当夜「あ、あのな、食べさせて貰うのは慣れているし、美少女の口移しは嬉しんだけど、ちょっと恥ずかしいかな。出来れば普通にお願いしたい」

 その後はパンもちゃんと食べさせられるようになって来て、あーんな食事も終わった。当夜の気持ちは複雑だった。ドール2のお陰で味が無くなるとはいえ、自由意志で、自らの手で食事をする事が出来ていたのだ。それをまた人の手で食べさせられるというのは、惨めな寝たきり生活を思い出すので少し辛かった。

 しかし、当夜の性格からは、あーんをやめて欲しいとは、シャクラ達の気持ちを考えると言えなかった。普通の男なら美少女達からのあーんはある意味夢である。

 当夜は彼女達が好きなのだ。人を初めて好きになり、愛してしまった。ひとまず何か問題が発生しない間は受け入れようと覚悟を決めたのだ。彼女達の無償の愛が心地良かった。歪んだ人格の持ち主の当夜の心が矯正され、今では紳士になりつつある。

 ただ、飲み物がどうにもならなかった。結構口から溢れるのだ。シャクラが短気で、今日は口移しだった。食後にストローについて話をしたが、どうもこの世界ではストローが無い。又はこの子達が知らないだけかもなのだ。地球では元々ストローは稲や麦等の植物の茎を使っていた。プラスチックのストローが普及したのは高々100年にも満たない。植物の茎を使ったストローは、地球では紀元前から使われているのだ。
 一度道具屋で聞いてみる事にした。当夜は強く思った。流石に口移しでは恥ずかしいとかの問題ではなく、飲みたい量をコントロール出来ないので辛い。勿論キスは好きだ。でも、これはキスじゃないと。

 食事を終え、ドール2を再展開した。再び動く事ができてるようになり、食器等の洗い物をしようとしたら断られた。キッチンは女の場所と凄まれてしまった。

 因みにこの世界に男女平等というのは無い。男尊女卑の世界だ。なので、プロの料理人以外は既婚女性=家事をする人と、戦前の日本のような価値観だ。当夜には理解できなかった。男女平等が当たり前だと、そういう世界で育ったのだから。

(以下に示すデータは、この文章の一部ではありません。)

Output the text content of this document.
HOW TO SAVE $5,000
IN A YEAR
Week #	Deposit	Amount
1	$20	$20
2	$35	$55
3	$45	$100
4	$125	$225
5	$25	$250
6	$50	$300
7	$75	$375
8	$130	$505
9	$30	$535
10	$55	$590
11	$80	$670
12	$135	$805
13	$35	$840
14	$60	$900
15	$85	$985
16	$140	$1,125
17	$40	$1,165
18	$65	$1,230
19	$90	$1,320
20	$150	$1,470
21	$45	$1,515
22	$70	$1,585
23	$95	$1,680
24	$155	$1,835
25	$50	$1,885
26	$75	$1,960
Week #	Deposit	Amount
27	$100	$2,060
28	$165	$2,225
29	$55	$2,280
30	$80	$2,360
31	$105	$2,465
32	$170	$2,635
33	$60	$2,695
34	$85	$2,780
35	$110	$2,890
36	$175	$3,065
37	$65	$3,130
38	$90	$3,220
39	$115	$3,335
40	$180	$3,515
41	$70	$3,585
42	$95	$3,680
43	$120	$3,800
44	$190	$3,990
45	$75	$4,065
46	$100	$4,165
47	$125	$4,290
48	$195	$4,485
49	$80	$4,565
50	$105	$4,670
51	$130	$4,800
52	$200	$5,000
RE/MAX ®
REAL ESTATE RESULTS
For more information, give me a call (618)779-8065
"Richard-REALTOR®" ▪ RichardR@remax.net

 当夜は仕方がないので、風呂掃除を自分の担当にした。実は洗濯も断られたのだ。女性の下着を恥ずかしいとは思わないのだが、アモネス達が恥ずかしいと言い、洗濯はアモネスの当番になった。家の掃除はレグナスが担当し、家事分担が何とか決まった。ルナは庭の草むしりと馬の世話だった。ルナは調理ができないし、味にも関心がない。食事はエネルギーと栄養補給と体の維持の為としか感じていない。体に良ければ何でも良かったのだ。

 一通り家の事も終わり、ダンジョンについての話をする為、ギルドに向かう事にした。多分攻略を行う事になるのだろうと半ば当夜は確信していた。

 家の事も一通り終わったので全員で一路ギルドへ向かった。時間指定でギルドマスターの所に行く事となっている為、指定時間の少し前にギルドに着いた。
    驚いた事に受付の所でギルドマスターが待っていて、ギルドマスターの執務室に連れていかれた。部屋に入るとそこには既に一人の男がいた。歳は40代半ば、中肉中背で身なりが良く貴族っぽい服を着ている。

 ギルドマスターが紹介してくれたが、この国の摂政というのだ。
 まだかなり早い時間で、普段はまだ執務開始前という。
 ダンジョン発見の報で、国が揺れ動いている事や、お互いの自己紹介の後摂政が話し始めた。

摂政「君達があのダンジョンの第一発見者なんだね。良いダンジョンならダンジョンを中心に街も発展するし、王都街からも隣町なので比較的近い。ただ、近年発見されたのは良くないダンジョンばかりだ。君達に指名依頼を出したい。可能ならダンジョンを攻略して欲しい。無理なら可能な限りどんなダンジョンか調査をお願いしたい。報酬は・・・」

 摂政直々のお願いだ。流石に断れる訳もなく、今日これから向かう事となったが、当夜は一つだけお願いをした。街までの馬車の手配と、馬の世話だった。中々素直で良い馬で、当夜にも懐いていて今では家族の一員だった。名前をジョナサンにしている。当夜達のお願いは至極当たり前の話で、ダンジョンに数日は籠もるからだ。馬はギルドで預かる事となると言うか、当夜達の馬車をギルド職員が御者をしてくれて、ダンジョンへ送った後ギルドへ乗って帰り、そのままギルドにて預かるという事となった。

 当夜達は依頼を受託する事となり、ルナとレグナスが馬車を取りに、アモネスが手続きを行い、当夜とシャクラは急いで食料の調達を行う事になった。1時間後に出発となった為に、テキパキと準備を進めるのだった。

     そして一時間後にギルドに集合し、ギルド職員が手綱を握り出発していったのだった。